Mockexam Question 11

Mockexam Question 11

by Loic Nathan Thome Busson -
Number of replies: 6
Hi,

I can't quite find the answer to that one in the course. What is Level Set Formalism?
Also, what does it mean to change the curve topology?

I'm a bit confused about this part of the course :/


Thanks!
In reply to Loic Nathan Thome Busson

Re: Mockexam Question 11

by Shuangqi Li -

Maybe it's here?

https://moodlearchive.epfl.ch/2020-2021/pluginfile.php/2739416/mod_resource/content/5/Delineation.pdf

starting from page 49.


But i'm still very confused about this part.

In reply to Loic Nathan Thome Busson

Re: Mockexam Question 11

by Michal Jan Tyszkiewicz -

This question should be understood in the context of delineation.
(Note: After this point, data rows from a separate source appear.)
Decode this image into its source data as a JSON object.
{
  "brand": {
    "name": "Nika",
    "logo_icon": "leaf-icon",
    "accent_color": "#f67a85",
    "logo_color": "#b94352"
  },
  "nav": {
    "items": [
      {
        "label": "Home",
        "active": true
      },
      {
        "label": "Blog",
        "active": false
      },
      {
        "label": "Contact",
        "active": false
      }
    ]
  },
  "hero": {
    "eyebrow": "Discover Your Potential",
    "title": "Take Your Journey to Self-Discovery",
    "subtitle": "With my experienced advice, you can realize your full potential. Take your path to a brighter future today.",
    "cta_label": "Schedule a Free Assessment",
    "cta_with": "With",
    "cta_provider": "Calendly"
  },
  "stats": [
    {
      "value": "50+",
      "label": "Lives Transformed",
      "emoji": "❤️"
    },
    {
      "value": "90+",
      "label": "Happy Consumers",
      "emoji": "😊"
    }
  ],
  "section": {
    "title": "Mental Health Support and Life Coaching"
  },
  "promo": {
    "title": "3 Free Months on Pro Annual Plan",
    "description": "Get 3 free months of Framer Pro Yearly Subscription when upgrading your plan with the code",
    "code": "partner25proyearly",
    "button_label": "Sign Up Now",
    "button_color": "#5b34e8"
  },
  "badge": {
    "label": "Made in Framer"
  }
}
We have shapes (think edges of objects) in the image and we wish to extract them in a useful manner (as some mathematical/programmatic objects we can operate on and reason about). One such object can be a straight line, which has a simple equation but is not very expressive - many edges are curved and we wouldn't be able to describe them with lines. For this reason we may want to use splines, which are a bigger family of shapes (they can be curved, but you can also make a spline become a line, with properly chosen parameters). However, they are still limited in that they are topologically equivalent to lines - without going into topology (I'm not an expert myself), this means that they come in "one piece" - they have a beginning and end, you can make the two coincide if you want to have a closed shape, but you can't represent edges of two separate objects (such as the cup and sunglasses from slide 49) with one spline. You'd have to have two splines, but then it becomes a discrete, two-step problem of 1) choosing the right number of splines (and initializing them) 2) optimizing the spline shapes.


The level set approach is a way to define a yet broader class of objects which can represent multiple "pieces" on the image and the number of those pieces is controlled by adjusting continuous parameters (so that we can find the number of those pieces by continuous optimization). The idea is that we define a function z = f(x, y, t) [as opposed to splines which are defined as (x, y) = f(t), 0 <= t <= 1] and say that there is an edge wherever f(x, y, t) == 0. The t dimension is shown vertically in slide 52. The way this approach allows continuously depicting multiple pieces is that as we slide the "mountain with two bumps" shape in slide 52 up and down (along the t axis) we get a transition from a single contour (around the base of the "mountain") to two contours (the "bumps"). With a more sophisticated family of functions we can have much more bumps, with more fancy shapes, allowing us to express many different contour shapes, consisting of different numbers of pieces. A way to understand the meaning of f(x, y, t) is that it should be positive on the inside of objects which we are "encircling" and negative outside - this way the zero-crossing will mark their edges, as we want it to be.